Our findings support the notion that rate of change in childhood adiposity can predict metabolic health status (11,35), where higher or positive ΔWFH may confer risk of development of components of metabolic syndrome. At 10 y old, the children in the top and (the only) positive ΔWFH tertile, which represented excess weight gain from 5 to 10 y old, had significantly higher values of cardiovascular risk factors (FI, HOMA-IR, SBP, DBP, and TG) compared with the lower or (the two) negative ΔWFH tertiles, bearing in mind that there was not as a statistically significant difference in these measurements across the WFH5 tertiles. Consistent with our results, a recent study of 233 children followed up for 9 y from birth also found that overweight or obese children at 9 y old had higher levels of HOMA-IR, TG, and mean blood pressure, and weight gain from 5 to 9 y predicted their metabolic risk (36).

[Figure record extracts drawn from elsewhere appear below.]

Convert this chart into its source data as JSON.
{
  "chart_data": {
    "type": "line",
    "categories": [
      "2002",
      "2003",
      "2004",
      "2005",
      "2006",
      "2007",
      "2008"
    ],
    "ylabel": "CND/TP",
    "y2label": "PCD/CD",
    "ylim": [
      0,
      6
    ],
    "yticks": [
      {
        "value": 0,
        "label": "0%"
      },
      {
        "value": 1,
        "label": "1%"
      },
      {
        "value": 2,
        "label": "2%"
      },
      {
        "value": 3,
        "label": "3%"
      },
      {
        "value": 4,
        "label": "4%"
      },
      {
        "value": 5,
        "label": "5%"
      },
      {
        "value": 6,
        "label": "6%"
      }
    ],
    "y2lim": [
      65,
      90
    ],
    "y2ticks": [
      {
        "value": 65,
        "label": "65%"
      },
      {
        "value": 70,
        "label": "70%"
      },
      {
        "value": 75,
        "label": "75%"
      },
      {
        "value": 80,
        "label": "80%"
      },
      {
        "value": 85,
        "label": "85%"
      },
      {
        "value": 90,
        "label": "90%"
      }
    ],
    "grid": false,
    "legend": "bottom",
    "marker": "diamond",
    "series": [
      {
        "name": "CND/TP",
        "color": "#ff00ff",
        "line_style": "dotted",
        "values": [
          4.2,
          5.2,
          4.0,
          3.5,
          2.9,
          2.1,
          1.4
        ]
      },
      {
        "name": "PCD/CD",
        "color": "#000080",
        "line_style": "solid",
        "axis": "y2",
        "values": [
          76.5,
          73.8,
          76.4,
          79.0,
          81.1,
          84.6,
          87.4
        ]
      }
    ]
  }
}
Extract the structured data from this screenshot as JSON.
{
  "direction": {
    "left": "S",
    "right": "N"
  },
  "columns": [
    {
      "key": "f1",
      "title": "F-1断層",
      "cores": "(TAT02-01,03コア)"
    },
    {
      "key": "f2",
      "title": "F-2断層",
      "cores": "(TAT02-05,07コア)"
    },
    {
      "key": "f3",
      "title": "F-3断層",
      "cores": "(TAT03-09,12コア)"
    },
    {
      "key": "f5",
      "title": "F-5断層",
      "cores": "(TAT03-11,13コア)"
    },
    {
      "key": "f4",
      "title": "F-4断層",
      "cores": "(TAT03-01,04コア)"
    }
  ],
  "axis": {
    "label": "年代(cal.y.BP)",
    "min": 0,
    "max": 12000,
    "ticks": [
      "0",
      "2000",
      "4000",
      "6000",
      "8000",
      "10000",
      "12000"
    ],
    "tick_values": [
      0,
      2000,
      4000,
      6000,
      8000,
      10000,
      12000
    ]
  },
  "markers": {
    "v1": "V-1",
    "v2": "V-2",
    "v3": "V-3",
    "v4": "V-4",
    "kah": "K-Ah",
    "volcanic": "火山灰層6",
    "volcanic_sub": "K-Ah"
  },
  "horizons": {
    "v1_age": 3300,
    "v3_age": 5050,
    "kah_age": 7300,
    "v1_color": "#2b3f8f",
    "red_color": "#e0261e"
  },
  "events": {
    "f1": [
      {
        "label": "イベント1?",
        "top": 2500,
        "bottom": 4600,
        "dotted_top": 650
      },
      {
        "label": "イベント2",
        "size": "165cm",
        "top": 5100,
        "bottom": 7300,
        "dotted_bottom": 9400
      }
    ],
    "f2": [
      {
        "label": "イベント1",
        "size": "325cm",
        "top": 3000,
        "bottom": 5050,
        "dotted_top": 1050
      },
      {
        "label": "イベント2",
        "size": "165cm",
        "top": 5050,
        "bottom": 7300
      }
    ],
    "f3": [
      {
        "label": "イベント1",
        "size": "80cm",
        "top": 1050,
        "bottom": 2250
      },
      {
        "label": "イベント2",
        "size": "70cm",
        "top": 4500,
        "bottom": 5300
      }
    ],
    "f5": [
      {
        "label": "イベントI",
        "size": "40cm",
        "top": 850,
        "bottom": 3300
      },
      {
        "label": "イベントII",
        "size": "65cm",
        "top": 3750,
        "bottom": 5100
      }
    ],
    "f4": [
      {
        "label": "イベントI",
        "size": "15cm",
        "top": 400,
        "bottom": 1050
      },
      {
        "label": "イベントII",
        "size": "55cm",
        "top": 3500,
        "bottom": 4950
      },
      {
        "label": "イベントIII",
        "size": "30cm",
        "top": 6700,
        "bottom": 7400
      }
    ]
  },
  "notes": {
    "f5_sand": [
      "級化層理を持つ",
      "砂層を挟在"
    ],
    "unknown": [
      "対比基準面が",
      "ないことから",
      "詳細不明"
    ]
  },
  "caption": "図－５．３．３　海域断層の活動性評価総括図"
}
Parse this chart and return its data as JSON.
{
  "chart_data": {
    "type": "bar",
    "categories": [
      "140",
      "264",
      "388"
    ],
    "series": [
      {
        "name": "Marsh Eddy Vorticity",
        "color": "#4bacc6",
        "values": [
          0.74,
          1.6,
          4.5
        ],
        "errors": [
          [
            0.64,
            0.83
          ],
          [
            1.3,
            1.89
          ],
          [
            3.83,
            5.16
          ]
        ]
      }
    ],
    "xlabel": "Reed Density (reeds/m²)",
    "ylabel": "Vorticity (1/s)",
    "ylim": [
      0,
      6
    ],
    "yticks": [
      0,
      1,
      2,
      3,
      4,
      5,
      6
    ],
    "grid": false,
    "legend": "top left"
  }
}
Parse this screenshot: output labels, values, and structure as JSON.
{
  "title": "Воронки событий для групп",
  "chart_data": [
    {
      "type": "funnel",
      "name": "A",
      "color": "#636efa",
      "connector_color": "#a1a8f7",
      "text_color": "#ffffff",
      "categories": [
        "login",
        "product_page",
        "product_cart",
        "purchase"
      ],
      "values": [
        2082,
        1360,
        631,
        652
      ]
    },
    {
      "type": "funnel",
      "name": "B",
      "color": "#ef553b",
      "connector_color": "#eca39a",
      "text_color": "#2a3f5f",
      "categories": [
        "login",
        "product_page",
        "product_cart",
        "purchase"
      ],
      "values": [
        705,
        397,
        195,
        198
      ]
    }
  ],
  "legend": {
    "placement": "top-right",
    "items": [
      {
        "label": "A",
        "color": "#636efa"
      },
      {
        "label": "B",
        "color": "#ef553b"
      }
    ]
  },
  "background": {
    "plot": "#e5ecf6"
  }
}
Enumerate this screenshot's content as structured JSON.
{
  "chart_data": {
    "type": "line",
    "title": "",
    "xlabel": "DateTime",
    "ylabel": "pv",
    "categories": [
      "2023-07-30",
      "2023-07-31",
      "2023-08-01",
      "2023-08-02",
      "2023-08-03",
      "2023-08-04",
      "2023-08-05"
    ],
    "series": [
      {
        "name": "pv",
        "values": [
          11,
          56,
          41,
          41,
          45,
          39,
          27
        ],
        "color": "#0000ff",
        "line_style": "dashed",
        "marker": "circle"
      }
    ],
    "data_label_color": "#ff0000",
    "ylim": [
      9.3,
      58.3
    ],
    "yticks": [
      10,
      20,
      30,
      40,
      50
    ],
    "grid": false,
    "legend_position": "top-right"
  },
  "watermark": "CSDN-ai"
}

In summary, TV viewing time during early childhood was a better predictor of adiposity at late childhood (10 y old) compared with birth weight. WFH5 predicted WFH10 and also metabolic factors which confer cardiovascular risk. Adiposity gain from 5 to 10 y old also significantly predict this risk. Thus, reducing TV viewing time among young children at early age may help to prevent subsequent development of obesity and the accumulate risk of metabolic syndrome.